The Awning Goes Out of Style


- A home on Guernsey Street. Aluminum awnings and vinyl siding are out of style with new owners.
It used to be that entire blocks of houses in neighborhoods like Greenpoint or Windsor Terrace had small aluminum awnings over their front doors. But new buyers purchasing old houses all over Brooklyn are tearing out these Eisenhower-era features. “The awnings can be a casualty of gentrification,” the Times reports, mostly because people think they’re ugly. A few of them show up each day at a scrap metal yard in North Brooklyn, whose owner called them “a fashion eyesore.” He pays $15 a pop for them.
“Awnings have long been used to protect houses from the rain and the heat of the sun, and around the 1950s, according to the preservation arm of the National Park Service, aluminum became a popular material because it was considered to be lower maintenance and more durable than canvas,” the Times reports. “‘Nothing says 1950s on a 19th-century house more than one of those things.'”

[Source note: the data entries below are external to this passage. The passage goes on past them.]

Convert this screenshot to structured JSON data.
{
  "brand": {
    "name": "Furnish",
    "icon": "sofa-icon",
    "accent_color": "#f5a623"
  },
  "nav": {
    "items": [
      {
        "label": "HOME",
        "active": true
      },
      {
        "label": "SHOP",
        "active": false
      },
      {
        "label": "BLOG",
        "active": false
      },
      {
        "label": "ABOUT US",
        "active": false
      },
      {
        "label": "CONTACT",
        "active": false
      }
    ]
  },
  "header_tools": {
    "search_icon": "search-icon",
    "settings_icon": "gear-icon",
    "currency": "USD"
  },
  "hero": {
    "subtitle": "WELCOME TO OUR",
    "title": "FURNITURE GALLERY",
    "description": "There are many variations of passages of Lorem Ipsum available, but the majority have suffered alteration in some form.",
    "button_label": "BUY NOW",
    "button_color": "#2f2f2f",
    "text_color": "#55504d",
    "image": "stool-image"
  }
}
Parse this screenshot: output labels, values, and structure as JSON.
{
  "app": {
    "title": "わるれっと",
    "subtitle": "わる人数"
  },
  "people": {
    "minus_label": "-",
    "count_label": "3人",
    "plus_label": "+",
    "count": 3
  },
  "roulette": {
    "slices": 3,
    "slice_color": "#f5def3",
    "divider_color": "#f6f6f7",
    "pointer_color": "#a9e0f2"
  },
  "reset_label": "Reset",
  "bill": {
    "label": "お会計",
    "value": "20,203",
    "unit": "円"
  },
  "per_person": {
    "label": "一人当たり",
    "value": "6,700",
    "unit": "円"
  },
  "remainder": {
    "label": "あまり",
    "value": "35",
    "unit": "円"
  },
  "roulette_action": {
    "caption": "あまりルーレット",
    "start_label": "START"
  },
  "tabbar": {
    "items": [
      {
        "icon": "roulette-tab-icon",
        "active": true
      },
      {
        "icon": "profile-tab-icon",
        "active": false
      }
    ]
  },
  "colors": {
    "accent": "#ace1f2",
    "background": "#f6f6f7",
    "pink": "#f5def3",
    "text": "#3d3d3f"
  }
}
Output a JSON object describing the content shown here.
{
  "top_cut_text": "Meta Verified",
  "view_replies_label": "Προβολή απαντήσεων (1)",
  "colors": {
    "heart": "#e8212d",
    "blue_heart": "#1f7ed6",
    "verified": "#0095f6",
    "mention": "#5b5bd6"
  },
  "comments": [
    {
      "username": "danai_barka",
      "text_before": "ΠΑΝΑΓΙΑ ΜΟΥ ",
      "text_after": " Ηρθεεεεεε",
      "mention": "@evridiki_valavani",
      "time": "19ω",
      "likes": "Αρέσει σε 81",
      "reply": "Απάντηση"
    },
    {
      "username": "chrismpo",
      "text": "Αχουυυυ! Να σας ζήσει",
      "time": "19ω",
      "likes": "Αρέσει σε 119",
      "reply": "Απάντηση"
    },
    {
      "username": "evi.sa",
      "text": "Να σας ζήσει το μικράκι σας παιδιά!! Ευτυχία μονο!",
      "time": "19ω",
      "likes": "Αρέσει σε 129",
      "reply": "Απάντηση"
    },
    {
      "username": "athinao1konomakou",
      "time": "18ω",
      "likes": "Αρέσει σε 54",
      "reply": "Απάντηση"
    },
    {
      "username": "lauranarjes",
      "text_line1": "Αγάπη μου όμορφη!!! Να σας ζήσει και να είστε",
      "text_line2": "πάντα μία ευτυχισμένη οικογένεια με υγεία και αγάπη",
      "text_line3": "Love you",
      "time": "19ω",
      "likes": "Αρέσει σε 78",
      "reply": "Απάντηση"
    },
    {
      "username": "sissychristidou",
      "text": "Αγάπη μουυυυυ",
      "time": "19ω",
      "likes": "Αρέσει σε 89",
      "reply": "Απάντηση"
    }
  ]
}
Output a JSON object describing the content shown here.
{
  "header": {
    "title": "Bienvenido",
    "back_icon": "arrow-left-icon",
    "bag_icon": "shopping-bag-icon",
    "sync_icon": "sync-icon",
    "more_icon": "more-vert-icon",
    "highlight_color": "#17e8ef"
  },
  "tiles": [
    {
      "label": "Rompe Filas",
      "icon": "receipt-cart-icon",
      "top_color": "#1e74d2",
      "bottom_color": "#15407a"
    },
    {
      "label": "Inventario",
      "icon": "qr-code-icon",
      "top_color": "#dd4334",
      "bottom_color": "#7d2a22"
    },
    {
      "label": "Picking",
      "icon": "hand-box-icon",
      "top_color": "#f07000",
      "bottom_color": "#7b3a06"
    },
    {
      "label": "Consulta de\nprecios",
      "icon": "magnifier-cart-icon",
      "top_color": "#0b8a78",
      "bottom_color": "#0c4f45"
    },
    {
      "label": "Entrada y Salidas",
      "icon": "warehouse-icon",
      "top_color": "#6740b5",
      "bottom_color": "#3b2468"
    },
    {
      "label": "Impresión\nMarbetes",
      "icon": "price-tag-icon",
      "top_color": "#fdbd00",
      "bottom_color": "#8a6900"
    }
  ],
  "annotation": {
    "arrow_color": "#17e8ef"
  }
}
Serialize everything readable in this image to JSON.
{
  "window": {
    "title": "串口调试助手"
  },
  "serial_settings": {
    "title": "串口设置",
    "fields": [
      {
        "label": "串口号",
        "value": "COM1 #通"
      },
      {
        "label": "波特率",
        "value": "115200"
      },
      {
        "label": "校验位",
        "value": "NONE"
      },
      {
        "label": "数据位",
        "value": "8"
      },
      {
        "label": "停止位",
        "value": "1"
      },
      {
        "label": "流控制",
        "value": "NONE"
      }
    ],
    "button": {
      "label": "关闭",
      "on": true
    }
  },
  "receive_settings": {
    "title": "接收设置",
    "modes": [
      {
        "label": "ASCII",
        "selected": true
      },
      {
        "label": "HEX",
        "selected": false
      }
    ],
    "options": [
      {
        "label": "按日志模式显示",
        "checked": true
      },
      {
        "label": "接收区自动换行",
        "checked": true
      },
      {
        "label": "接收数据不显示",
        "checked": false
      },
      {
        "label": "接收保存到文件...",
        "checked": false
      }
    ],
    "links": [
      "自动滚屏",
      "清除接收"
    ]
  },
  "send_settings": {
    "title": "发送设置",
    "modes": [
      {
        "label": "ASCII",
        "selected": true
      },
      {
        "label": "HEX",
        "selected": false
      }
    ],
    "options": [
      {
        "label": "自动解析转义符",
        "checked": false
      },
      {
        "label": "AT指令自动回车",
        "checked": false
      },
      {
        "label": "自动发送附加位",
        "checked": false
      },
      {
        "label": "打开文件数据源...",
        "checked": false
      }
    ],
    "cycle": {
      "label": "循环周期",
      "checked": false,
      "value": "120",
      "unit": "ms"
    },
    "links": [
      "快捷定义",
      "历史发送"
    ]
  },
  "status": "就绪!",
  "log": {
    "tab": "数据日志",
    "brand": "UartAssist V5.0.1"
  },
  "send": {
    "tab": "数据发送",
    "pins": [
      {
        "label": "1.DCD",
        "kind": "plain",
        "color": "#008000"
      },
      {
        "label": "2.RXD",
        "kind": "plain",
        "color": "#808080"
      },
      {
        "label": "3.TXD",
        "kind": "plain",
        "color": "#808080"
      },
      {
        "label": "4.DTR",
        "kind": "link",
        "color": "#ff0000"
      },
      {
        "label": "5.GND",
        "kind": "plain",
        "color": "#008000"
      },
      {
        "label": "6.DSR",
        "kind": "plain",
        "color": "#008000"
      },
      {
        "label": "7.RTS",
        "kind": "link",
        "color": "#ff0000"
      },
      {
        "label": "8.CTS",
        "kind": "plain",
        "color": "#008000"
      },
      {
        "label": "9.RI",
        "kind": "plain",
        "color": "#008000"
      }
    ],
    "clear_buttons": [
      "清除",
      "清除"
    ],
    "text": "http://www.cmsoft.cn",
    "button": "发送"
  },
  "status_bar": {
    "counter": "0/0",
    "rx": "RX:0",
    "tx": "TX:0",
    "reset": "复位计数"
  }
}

But the paper also found a bunch of locals that love the things—even one guy who got a new awning when he resided his house. They love both their practicality, as a means to sit on your stoop even in the rain, but also what they signify. One twentysomething who grew up in Greenpoint with an awning suggested “they seemed in keeping with the old character of the neighborhood, before houses started selling for over $1 million. ‘I miss the good old days,’ he said.”